To know the liquidity of our business, one of the simplest and most useful financial reports to prepare is a cash flow. Its purpose is to capture the income and expenses of our company for a specific period and thus know if we have enough cash in hand. In short, it is useful to know if we have liquidity!
This report can be done daily, weekly, monthly, or even annually if the company requires it, and not only allows us to know the status of our expenses and income current, but we can also estimate what you will earn and spend in the future, taking into account every company has regular expenses such as the payment of services, payments of bank loans, payment of salaries and more.
To make a cash flow, which you can do in just an excel spreadsheet, you need to have:
- A defined period (day, week, month, etc.)
- Initial balance
- total income
- Total expenses
- Net flow
And since there is no better way to explain a topic than with an example, we have decided, as we explain each point, to create a cash flow with only 8 steps for our example company Santiago Textiles (which we already used in our article on income statement). You can apply the format to your own project.
This is what you need to do:
Define the period
The main thing is to set the income and expense period for our cash flow, be it daily, weekly, monthly, quarterly or yearly. Startups and SMEs tend to do daily, weekly and monthly cash flows, while large ones, which have been in the market for many years, usually opt for quarterly or annual cash flows.
In our example, we enter the data in the form monthly.
2. Set the beginning balance
The next step is to establish the opening balance. This balance is the money in cash with which we have input, generally the initial capital that we have used to establish the company (if it is new), or the money that was left over in cash from the previous period and that we can use in payments for services, salaries, debts and other things.
Our company's opening balance for month 1 is US$ 20.000
3. Add income
The income of a company are all those sources that allow to increase the money in cash and that are available to be used. Only the money we have on hand should be included in the cash flow, that is, the one we can spend.
Within this report we can include the checkbook or accounts receivable we only know on what date we are going to collect them (as we will see in the example), since although it is money that has entered the company and is included in other reports (such as the income statement) we do not have that money boxed to use.
So, the income of our company is:
US$ 550 for training
US$ 1200 by ebook sales
US$ 700 of a check for advertising services that will be collected the following month
4. Calculate total income
The total income is nothing more than the sum of all the sales and sources of income that we have had in the established period.
In the case of our company, the total income for month 1 is US$ 1.750
5. Add expenses
The expenses are equivalent to the expenses that we have during the period established in our cash flow. Purchases that come out of the box enter this account, regardless of whether or not they are useful to the company. Disbursements that are not made in cash, such as payments to suppliers, must be recorded on the date of disbursement. Similarly, payroll expenses, including social security expenses, will be included in expenses as a forecast and will be recorded in the month in which they are made.
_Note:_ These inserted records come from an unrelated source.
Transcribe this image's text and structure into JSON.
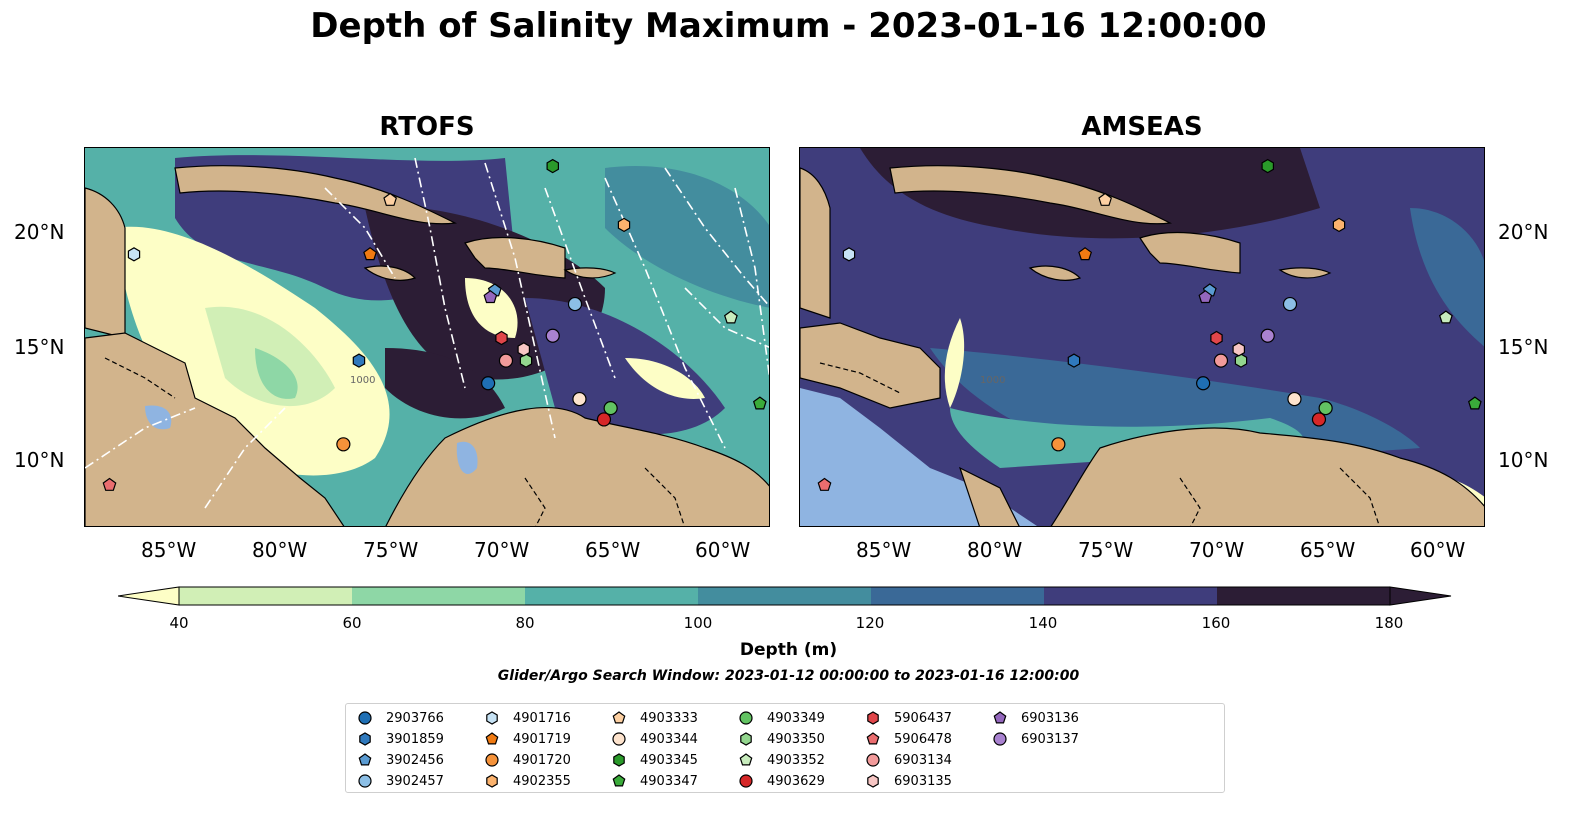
{
  "title": "Depth of Salinity Maximum - 2023-01-16 12:00:00",
  "panels": [
    {
      "title": "RTOFS"
    },
    {
      "title": "AMSEAS"
    }
  ],
  "axes": {
    "lon_ticks": [
      "85°W",
      "80°W",
      "75°W",
      "70°W",
      "65°W",
      "60°W"
    ],
    "lat_ticks": [
      "20°N",
      "15°N",
      "10°N"
    ]
  },
  "colorbar": {
    "title": "Depth (m)",
    "ticks": [
      "40",
      "60",
      "80",
      "100",
      "120",
      "140",
      "160",
      "180"
    ],
    "colors": [
      "#fdfec6",
      "#d1efb6",
      "#8ed7a6",
      "#55b1a8",
      "#438d9e",
      "#3a6997",
      "#3f3d7c",
      "#2c1d35"
    ]
  },
  "search_window": "Glider/Argo Search Window: 2023-01-12 00:00:00 to 2023-01-16 12:00:00",
  "contour_label": "1000",
  "legend": [
    {
      "label": "2903766",
      "marker": "circle",
      "color": "#1f6fb4"
    },
    {
      "label": "3901859",
      "marker": "hexagon",
      "color": "#2f79bd"
    },
    {
      "label": "3902456",
      "marker": "pentagon",
      "color": "#5a9bd2"
    },
    {
      "label": "3902457",
      "marker": "circle",
      "color": "#8cbfe6"
    },
    {
      "label": "4901716",
      "marker": "hexagon",
      "color": "#c6e2f4"
    },
    {
      "label": "4901719",
      "marker": "pentagon",
      "color": "#f07a12"
    },
    {
      "label": "4901720",
      "marker": "circle",
      "color": "#f5923a"
    },
    {
      "label": "4902355",
      "marker": "hexagon",
      "color": "#fbb26d"
    },
    {
      "label": "4903333",
      "marker": "pentagon",
      "color": "#fdd0a2"
    },
    {
      "label": "4903344",
      "marker": "circle",
      "color": "#fde3cd"
    },
    {
      "label": "4903345",
      "marker": "hexagon",
      "color": "#2a9a2a"
    },
    {
      "label": "4903347",
      "marker": "pentagon",
      "color": "#3aab3a"
    },
    {
      "label": "4903349",
      "marker": "circle",
      "color": "#62c362"
    },
    {
      "label": "4903350",
      "marker": "hexagon",
      "color": "#93d68e"
    },
    {
      "label": "4903352",
      "marker": "pentagon",
      "color": "#c8ecbd"
    },
    {
      "label": "4903629",
      "marker": "circle",
      "color": "#d62728"
    },
    {
      "label": "5906437",
      "marker": "hexagon",
      "color": "#e0464a"
    },
    {
      "label": "5906478",
      "marker": "pentagon",
      "color": "#ea6d6f"
    },
    {
      "label": "6903134",
      "marker": "circle",
      "color": "#f29a9a"
    },
    {
      "label": "6903135",
      "marker": "hexagon",
      "color": "#f7c6c4"
    },
    {
      "label": "6903136",
      "marker": "pentagon",
      "color": "#9467bd"
    },
    {
      "label": "6903137",
      "marker": "circle",
      "color": "#a982d0"
    }
  ],
  "map_extent": {
    "lon": [
      -89,
      -58.2
    ],
    "lat": [
      7,
      23.8
    ]
  },
  "floats": [
    {
      "id": "2903766",
      "lon": -70.9,
      "lat": 13.4
    },
    {
      "id": "3901859",
      "lon": -76.7,
      "lat": 14.4
    },
    {
      "id": "3902456",
      "lon": -70.6,
      "lat": 17.5
    },
    {
      "id": "3902457",
      "lon": -67.0,
      "lat": 16.9
    },
    {
      "id": "4901716",
      "lon": -86.8,
      "lat": 19.1
    },
    {
      "id": "4901719",
      "lon": -76.2,
      "lat": 19.1
    },
    {
      "id": "4901720",
      "lon": -77.4,
      "lat": 10.7
    },
    {
      "id": "4902355",
      "lon": -64.8,
      "lat": 20.4
    },
    {
      "id": "4903333",
      "lon": -75.3,
      "lat": 21.5
    },
    {
      "id": "4903344",
      "lon": -66.8,
      "lat": 12.7
    },
    {
      "id": "4903345",
      "lon": -68.0,
      "lat": 23.0
    },
    {
      "id": "4903347",
      "lon": -58.7,
      "lat": 12.5
    },
    {
      "id": "4903349",
      "lon": -65.4,
      "lat": 12.3
    },
    {
      "id": "4903350",
      "lon": -69.2,
      "lat": 14.4
    },
    {
      "id": "4903352",
      "lon": -60.0,
      "lat": 16.3
    },
    {
      "id": "4903629",
      "lon": -65.7,
      "lat": 11.8
    },
    {
      "id": "5906437",
      "lon": -70.3,
      "lat": 15.4
    },
    {
      "id": "5906478",
      "lon": -87.9,
      "lat": 8.9
    },
    {
      "id": "6903134",
      "lon": -70.1,
      "lat": 14.4
    },
    {
      "id": "6903135",
      "lon": -69.3,
      "lat": 14.9
    },
    {
      "id": "6903136",
      "lon": -70.8,
      "lat": 17.2
    },
    {
      "id": "6903137",
      "lon": -68.0,
      "lat": 15.5
    }
  ]
}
Thus, the expenses of our company are:
US$ 310 power
US$ 80 Packages
US$ 110 bank loan payment
US$ 90 internet / phone
US$ 50 personal shopping
6. Calculate total expenses
As with income, expenses are added to get the total.
Our total outgoings for month 1 is US$ 640
7. Calculate the net flow
Once we have the total income and the total expenses established, we add the beginning balance with the total income, and then we subtract the total expenses. The balance can be positive, negative or neutral.
With this in mind, the net flow for the first month of our company would be
In the event that the result is positive, it can be invested in machinery renewal, debt interest payments, payments to suppliers, or leave that balance as a reserve for months that may have adverse behavior. On the other hand, if it is negative and you do not have a reserve, you could make an agreement to extend payments to suppliers or refinance a debt, which could reduce the installments and make your monthly payment easier.
8. Repeat for the next period
For the second month, the same process is repeated: we take the initial balance, this time we add to the income the US$ 700 that we charge for advertising services and we take out the expenses. We add the opening balance to the total ingresos, and then we subtract the total expenses to obtain the net flow, which would give us a cash flow as follows in the following format:
|Check for advertising services
|Bank loan payment
|internet / phone
Finally, remember that it is ideal that the cash flow is done in advance, taking the information of what we know and that we can be sure that we are going to predict. In this way we can know what our sources of income and regular expenses are, in order to anticipate and make the right decisions.
With information from a press release.